There are two problems with Sunak’s ‘central fiscal judgement’. Firstly, it is completely false to state that the ‘public finances could worsen, potentially significantly’. The UK is a currency issuing state. It is not financially constrained. The pandemic proved this. During the pandemic Sunak made some £400 billion in furlough payments. He instructed the BoE, via supply orders in parliament, to mark up the bank accounts of all those entitled to payment – close to 20% of the workforce. The Debt Management Office (DMO), as a matter of course, issued government bonds equal to the difference between government spending and tax receipts. Most of these bonds were bought by the BoE which simply expanded its balance sheet by creating the money that the government needed to pay for furlough.
If there was another pandemic in 2023, the government could do exactly the same. The fact that it has increased national debt by £400 billion in 2020-2-22 in no way limits its ability to increase it in the future. A currency creating state is not financially constrained. It is resource constrained. Despite having limitless money Sunak could not, at the start of the pandemic, get his hands on Personal Protective Equipment since our own capacity to manufacture it was no longer available.
The second problem with Sunak’s claim that the government is financially constrained is that the Labour Party shares that belief. In her September 2021 conference speech some 6 months ago Shadow Chancellor Rachel Reeves stated
“Labour won’t be making promises we can’t keep or commitments we can’t pay for. That is why we would put in place fiscal rules that will bind the next Labour government to ensure we always spend wisely and keep debt under control, so that we have the means to transform schools, hospitals and communities, and pay for investment in the new industries and jobs that our country desperately needs.”

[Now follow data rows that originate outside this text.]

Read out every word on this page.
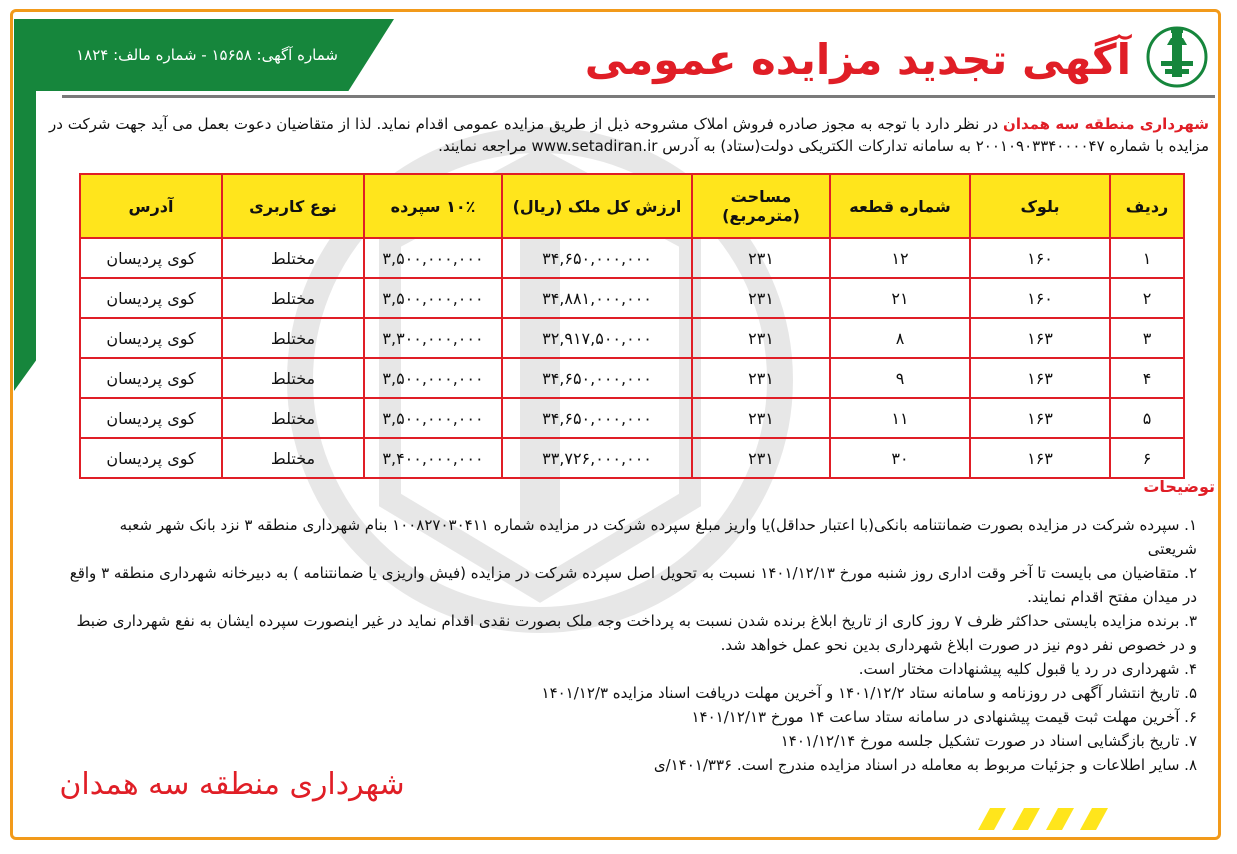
شماره آگهی: ۱۵۶۵۸ - شماره مالف: ۱۸۲۴	آگهی تجدید مزایده عمومی
شهرداری منطقه سه همدان در نظر دارد با توجه به مجوز صادره فروش املاک مشروحه ذیل از طریق مزایده عمومی اقدام نماید. لذا از متقاضیان دعوت بعمل می آید جهت شرکت در مزایده با شماره ۲۰۰۱۰۹۰۳۳۴۰۰۰۰۴۷ به سامانه تدارکات الکتریکی دولت(ستاد) به آدرس www.setadiran.ir مراجعه نمایند.
ردیف	بلوک	شماره قطعه	مساحت (مترمربع)	ارزش کل ملک (ریال)	۱۰٪ سپرده	نوع کاربری	آدرس
۱	۱۶۰	۱۲	۲۳۱	۳۴,۶۵۰,۰۰۰,۰۰۰	۳,۵۰۰,۰۰۰,۰۰۰	مختلط	کوی پردیسان
۲	۱۶۰	۲۱	۲۳۱	۳۴,۸۸۱,۰۰۰,۰۰۰	۳,۵۰۰,۰۰۰,۰۰۰	مختلط	کوی پردیسان
۳	۱۶۳	۸	۲۳۱	۳۲,۹۱۷,۵۰۰,۰۰۰	۳,۳۰۰,۰۰۰,۰۰۰	مختلط	کوی پردیسان
۴	۱۶۳	۹	۲۳۱	۳۴,۶۵۰,۰۰۰,۰۰۰	۳,۵۰۰,۰۰۰,۰۰۰	مختلط	کوی پردیسان
۵	۱۶۳	۱۱	۲۳۱	۳۴,۶۵۰,۰۰۰,۰۰۰	۳,۵۰۰,۰۰۰,۰۰۰	مختلط	کوی پردیسان
۶	۱۶۳	۳۰	۲۳۱	۳۳,۷۲۶,۰۰۰,۰۰۰	۳,۴۰۰,۰۰۰,۰۰۰	مختلط	کوی پردیسان
توضیحات

۱. سپرده شرکت در مزایده بصورت ضمانتنامه بانکی(با اعتبار حداقل)یا واریز مبلغ سپرده شرکت در مزایده شماره ۱۰۰۸۲۷۰۳۰۴۱۱ بنام شهرداری منطقه ۳ نزد بانک شهر شعبه شریعتی

۲. متقاضیان می بایست تا آخر وقت اداری روز شنبه مورخ ۱۴۰۱/۱۲/۱۳ نسبت به تحویل اصل سپرده شرکت در مزایده (فیش واریزی یا ضمانتنامه ) به دبیرخانه شهرداری منطقه ۳ واقع در میدان مفتح اقدام نمایند.

۳. برنده مزایده بایستی حداکثر ظرف ۷ روز کاری از تاریخ ابلاغ برنده شدن نسبت به پرداخت وجه ملک بصورت نقدی اقدام نماید در غیر اینصورت سپرده ایشان به نفع شهرداری ضبط و در خصوص نفر دوم نیز در صورت ابلاغ شهرداری بدین نحو عمل خواهد شد.

۴. شهرداری در رد یا قبول کلیه پیشنهادات مختار است.

۵. تاریخ انتشار آگهی در روزنامه و سامانه ستاد ۱۴۰۱/۱۲/۲ و آخرین مهلت دریافت اسناد مزایده ۱۴۰۱/۱۲/۳

۶. آخرین مهلت ثبت قیمت پیشنهادی در سامانه ستاد ساعت ۱۴ مورخ ۱۴۰۱/۱۲/۱۳

۷. تاریخ بازگشایی اسناد در صورت تشکیل جلسه مورخ ۱۴۰۱/۱۲/۱۴

۸. سایر اطلاعات و جزئیات مربوط به معامله در اسناد مزایده مندرج است. ۱۴۰۱/۳۳۶/ی

شهرداری منطقه سه همدان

However, in her response to Sunak’s Financial Statement, Reeves took the decision to present a more nuanced expression of that view in the context of the need to support public services:
“Growth is essential for funding our public services, keeping taxes under control and keeping a handle on public finances too. That is why Labour has announced a tough set of fiscal rules to get our debt and our deficit down. The truth is that, because of the Government’s failure to get the economy growing, the Chancellor has had to put up taxes on families and businesses a staggering 15 times.”
While continuing to pay lip service to her irrelevant fiscal rules, Reeves has realised it is more politically sensible today to concentrate on the significant drop in peoples living standards caused by the current inflation. Reeves has proposed that the government subsidises energy costs by a windfall tax on energy companies. Which is fair enough. The huge increase in profits being earned by the oil companies has nothing to do with their business acumen and is entirely due to the hostilities in Ukraine and the monopoly powers of OPEC. But Reeves’s suggestion that Labour will avoid fiscal deficit problems by increasing economic growth, so that the funds to finance its support for public services will come from the increased taxes that will flow from that economic growth, is disingenuous at best and will lock Labour into the same economic framework as Sunak. If the growth does not happen, the poor will suffer what they must.
Sunak’s Financial Statement was an announcement of austerity for the poorest members of society – those dependent on universal credit and state pensions. Sunak claims that it is necessary that their standard of living drop so that the state is better placed to fight the next crisis.
Reeves should have directly challenged Sunak’s statement that austerity was necessary to ensure that the government was in a strong position to meet any future crisis. She should have pointed out that a currency creating government is not financially constrained and will always be able to spend whatever it thinks it is worth spending. Despite her protestations that she would have protected the poorest in society, since she is locked into the same false economic framework as Sunak, there is every reason to be sceptical that she would have behaved differently to Sunak had she been in power.
Sunak’s statement was greeted, fairly universally, as the dismal statement that it was. Perhaps Johnson will use that fact to finally get rid of his chancellor who is determined to oppose his levelling up agenda without which he will lose his majority in Parliament in 2024. He would be wise to do so as Sunak evidently fancies himself as Johnson’s successor. By pleasing the strong Thatcherite element in the Tory membership and thus pleasing Thatcherite backbenchers he is positioning himself in any future leadership contest. Johnson needs to scupper his ambitions quickly, before his own programme is completely in tatters.